Incredibly, this text goes back to 1972! It is found in the Pastoral Plan of the Bishops of the Amazon, in ‘O Estrado de São Paolo’, May 26, 1972.

One of the Asian liturgical experts understood this very well when he said, “Liturgical renewal requires predominantly a cultural integration of the space and materials used for the liturgy instead of only the texts, rites and symbols. This,” he said, “can be achieved through some adjustments with local culture.” He noted that for “many Asian Catholics, the official liturgy is no less than a strange ceremony which does not touch their hearts.” (Father Ramon Fred C. Ofredo, at the July 20-24,2002, Fifth Asian Liturgy Forum-South East Asian Region in Denpasar, Bali.)

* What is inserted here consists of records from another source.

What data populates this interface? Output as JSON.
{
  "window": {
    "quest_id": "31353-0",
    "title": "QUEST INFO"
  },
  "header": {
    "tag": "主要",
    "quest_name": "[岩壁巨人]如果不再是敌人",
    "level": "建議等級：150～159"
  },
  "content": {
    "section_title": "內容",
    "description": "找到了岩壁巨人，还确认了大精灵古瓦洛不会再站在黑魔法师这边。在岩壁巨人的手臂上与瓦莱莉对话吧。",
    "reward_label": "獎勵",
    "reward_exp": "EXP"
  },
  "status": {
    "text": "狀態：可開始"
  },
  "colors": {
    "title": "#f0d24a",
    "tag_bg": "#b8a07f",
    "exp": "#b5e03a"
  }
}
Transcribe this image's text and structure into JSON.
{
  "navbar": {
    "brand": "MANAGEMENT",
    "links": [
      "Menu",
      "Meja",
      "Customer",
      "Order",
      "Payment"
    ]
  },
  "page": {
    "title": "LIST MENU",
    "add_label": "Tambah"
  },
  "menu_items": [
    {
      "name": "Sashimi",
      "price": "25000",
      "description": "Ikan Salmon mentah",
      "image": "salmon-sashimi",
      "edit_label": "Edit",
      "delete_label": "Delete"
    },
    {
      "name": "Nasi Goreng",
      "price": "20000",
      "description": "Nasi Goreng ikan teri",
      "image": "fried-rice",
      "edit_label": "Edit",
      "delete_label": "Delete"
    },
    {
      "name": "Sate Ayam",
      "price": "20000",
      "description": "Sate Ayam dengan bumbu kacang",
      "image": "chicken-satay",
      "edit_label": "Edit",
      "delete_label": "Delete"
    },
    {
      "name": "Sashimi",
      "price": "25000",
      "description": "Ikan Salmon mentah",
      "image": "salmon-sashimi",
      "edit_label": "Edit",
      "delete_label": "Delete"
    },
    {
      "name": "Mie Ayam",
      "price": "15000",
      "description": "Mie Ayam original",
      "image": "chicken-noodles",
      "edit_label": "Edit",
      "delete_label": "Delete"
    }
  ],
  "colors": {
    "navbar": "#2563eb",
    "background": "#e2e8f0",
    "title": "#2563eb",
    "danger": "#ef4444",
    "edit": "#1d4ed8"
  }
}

This writer had recently a very opposite experience. Last August 15, in La Vang, the National Marian Shrine of Vietnam, 200,000 faithful were gathered to honor the Mother of God. Rome had allowed them to have the liturgy either in Vietnamese or if they wished so, even in Latin. Well, for the whole three day pilgrimage the only Latin that I heard was Gounod’s and Lourdes’ Ave Maria, and played on the speakers. About a dozen Bishops were there with hundreds of priests. Latin — Rome said yes, the local clergy said no. Three days later, I visited a mountain village in the Central Highlands, and heard 800 natives, the minorities as they are called there, sing the Missa de Angelis, on an ordinary Sunday morning. The day before I had met some members of the choir who sang - by heart and wholeheartedly if you please - for me the Salve Regina, Puer natus est, Pueri Hebraeorum, Regina Coeli and a few other pieces of the Gregorian repertoire. These people have no need to adjust the liturgy to their local culture, they love it as it is. Unfortunately, as it is the case most frequently, it is the clergy who imposes - literally - the changes, instead of simply explaining the liturgy to their people.

As we are speaking of Thailand, many of our readers have heard of Bishop John Bosco Manat, the good friend of Bishop Lazo. Read his conference given in Winona in February 2001, and published in the November 2001 Angelus. At this moment, there is also one young Thai lady who has joined our Bethanians, in Manila, and is working on her French before choosing her future Congregation.

Bishop Manat

Bishop Manat offering his first Traditional Pontifical Mass
in Saint Mary's, Kansas, on February 3, 2001

elevation


Bishop Manat visiting the Shrine of St. Anne de Beaupre, Québec, on February 8, 2002.
The priest on the let is Fr. Yves Le Roux, principal of the SSPX Holy Family School, in Québec.

 

More on Asian vocations: as I am writing these lines, four Indian young men, have just transited through Singapore and are now in the plane on their way to Australia to enter Holy Cross Seminary. They have spent a good six months with our priests in Southern India and, thanks be to God and to St Rita’s intercession, got their Australian visa. Another young Filipino should join them soon.

December 3, 2002 is the 450th anniversary of the death of St Francis Xavier off the Chinese coast on the island of Sancian near Hong Kong. We give after the Dossier on Thailand, the account of his lonely death and his burial. Last year, I was fortunate to visit the island and pray there for all our friends and benefactors.

A blessed Advent-tide to all, as well as a truly spiritual Christmas, filled with an increased knowledge of our Divine Savior, the only hope of our sinking world.